The New Model of Analytics & BI
As I’ve written recently, more and more companies are finding BI success by getting IT out of the business of creating reports. They’re seeing more users jump on the BI bandwagon if the responsibility for creating reports is distributed to the departments that need those reports (frequently to reporting gurus in those departments). In this model, IT becomes the data provider and the departments become the data consumers.
Why the New Model Screams Out for Decent Metadata
As effective as this model is, however, you need to beware of some potential pitfalls. One of the biggest is in how these user departments find and interpret the data that IT provides. Put another way, if the user can choose between twenty data elements that all sound similar, how do they know which to put onto their reports?
Furthermore, how do you ensure that departments A and B are both interpreting the available data in the same ways?
As should be obvious, if you don’t provide some tool for understanding and interpreting data, reporting remains a series of departmental stovepipes that can’t be reconciled and will very likely be misinterpreted.

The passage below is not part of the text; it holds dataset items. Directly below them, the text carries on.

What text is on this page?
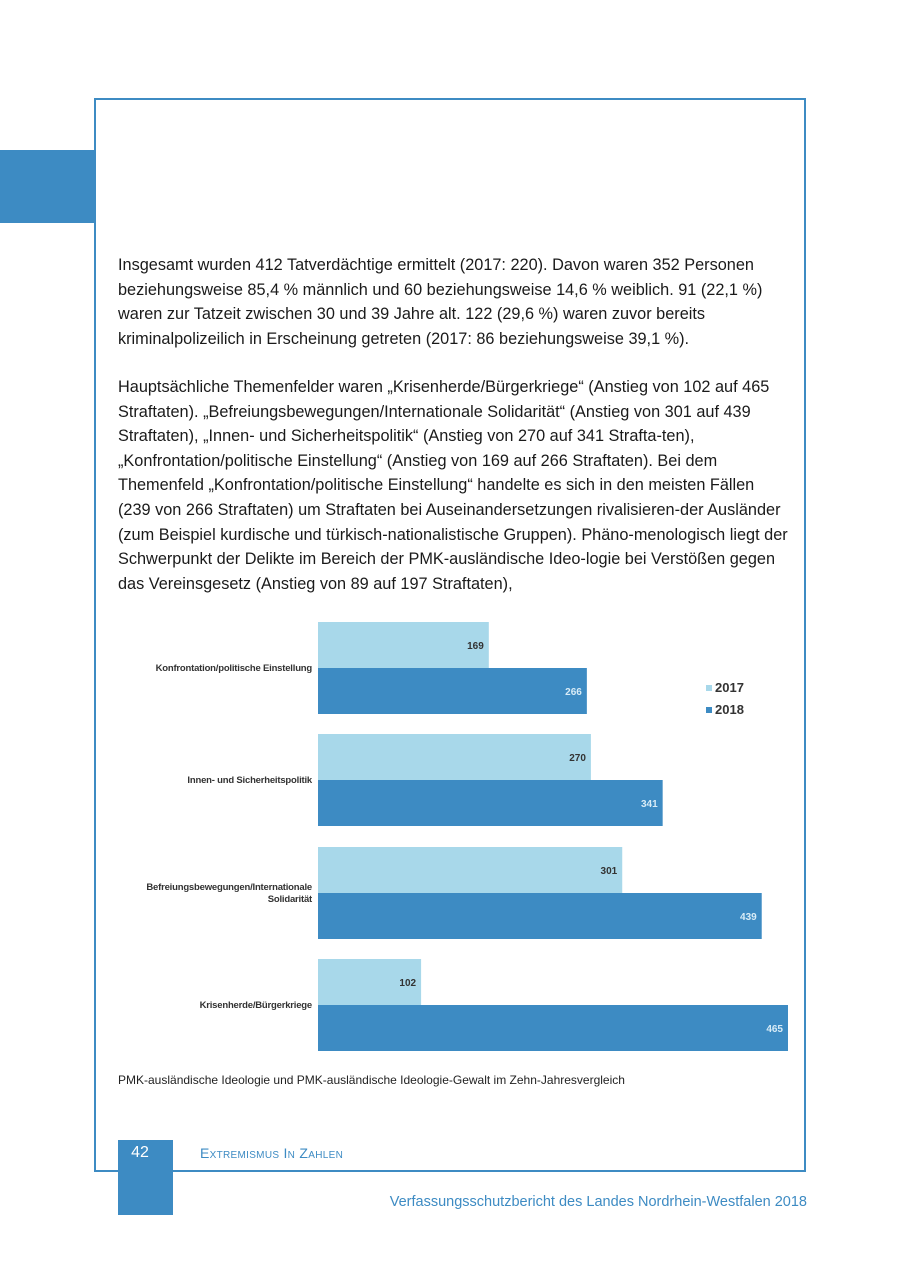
Insgesamt wurden 412 Tatverdächtige ermittelt (2017: 220). Davon waren 352 Personen beziehungsweise 85,4 % männlich und 60 beziehungsweise 14,6 % weiblich. 91 (22,1 %) waren zur Tatzeit zwischen 30 und 39 Jahre alt. 122 (29,6 %) waren zuvor bereits kriminalpolizeilich in Erscheinung getreten (2017: 86 beziehungsweise 39,1 %).

Hauptsächliche Themenfelder waren „Krisenherde/Bürgerkriege“ (Anstieg von 102 auf 465 Straftaten). „Befreiungsbewegungen/Internationale Solidarität“ (Anstieg von 301 auf 439 Straftaten), „Innen- und Sicherheitspolitik“ (Anstieg von 270 auf 341 Strafta-ten), „Konfrontation/politische Einstellung“ (Anstieg von 169 auf 266 Straftaten). Bei dem Themenfeld „Konfrontation/politische Einstellung“ handelte es sich in den meisten Fällen (239 von 266 Straftaten) um Straftaten bei Auseinandersetzungen rivalisieren-der Ausländer (zum Beispiel kurdische und türkisch-nationalistische Gruppen). Phäno-menologisch liegt der Schwerpunkt der Delikte im Bereich der PMK-ausländische Ideo-logie bei Verstößen gegen das Vereinsgesetz (Anstieg von 89 auf 197 Straftaten),

169
266
Konfrontation/politische Einstellung
270
341
Innen- und Sicherheitspolitik
301
439
Befreiungsbewegungen/Internationale
Solidarität
102
465
Krisenherde/Bürgerkriege
2017
2018

PMK-ausländische Ideologie und PMK-ausländische Ideologie-Gewalt im Zehn-Jahresvergleich

42	Extremismus In Zahlen
Verfassungsschutzbericht des Landes Nordrhein-Westfalen 2018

What You Should be Doing About Metadata
There are a few, relatively simple, things you can do to ensure that you don’t face the Tower of Babel that led you to build a data warehouse in the first place.
1) CAPTURE METADATA IN DATA MODELS: It always surprises me when I visit a mature IT department that isn’t using a competent data modeling tool. There comes a point when data models in Visio, or Excel, or notebook paper, or pure grey matter just don’t cut it. Not only will it help IT folks keep track of what’s going on but a good data modeling tool is also a great place to store metadata about your systems. For example, this screen from Embarcadero ER/Studio Data Architect shows some of the metadata you can capture about an individual field. At the bottom of this screen you’ll notice that the data modeler has entered some user-friendly information about what the field UniqueFloorKey represents.
2) GENERATE METADATA INTO YOUR DATA DICTIONARIES: A lot of folks don’t realize that most relational databases come complete with administrative tables to hold data dictionaries. The databases use these so their engines can understand the database structures. However, these tables can also hold a good deal of optional information about the databases. The best part of it is, you can write simple SQL queries to get at this information! I’ve used this capability for a few things in the past including writing queries to generate data dictionary documentation and writing reports in BI tools so users can access this information themselves. I’ve, even, written queries against these data dictionaries to generate other queries (probably not advisable for novice users).
Better yet, if you’ve stored your metadata in your data model, you can automatically have it generated into your database, along with the rest of the data model.
For more information on how to use these capabilities, look into the data dictionary in Oracle, the extended properties in SQL Server and similar items for other databases.
3) DEVELOP MECHANISMS FOR GETTING USABLE METADATA INTO END USER HANDS: Once you’ve captured this metadata, makes sure you have a way to get it into your end users’ hands. Some tools, such as Business Objects and Microstrategy, have the ability to read these data dictionaries into their tool-specific metadata. Once this is done, users can easily see your definitions, sometime by right clicking on a reporting object and, sometimes, with no extra work at all.
Other ways to expose metadata to your users might be some piece of documentation, predefined reports built into your BI environment, or a metadata tool such as IBM’s Business Glossary. Dedicated metadata tools will provide even more functionality than providing the basic column and table definitions we’re talking about here.
In any case, to successfully deliver intelligence, you need to also deliver information about the data (i.e. you need to deliver metadata). You don’t want to overdo it but you do need to make sure that all your users are working from the same script.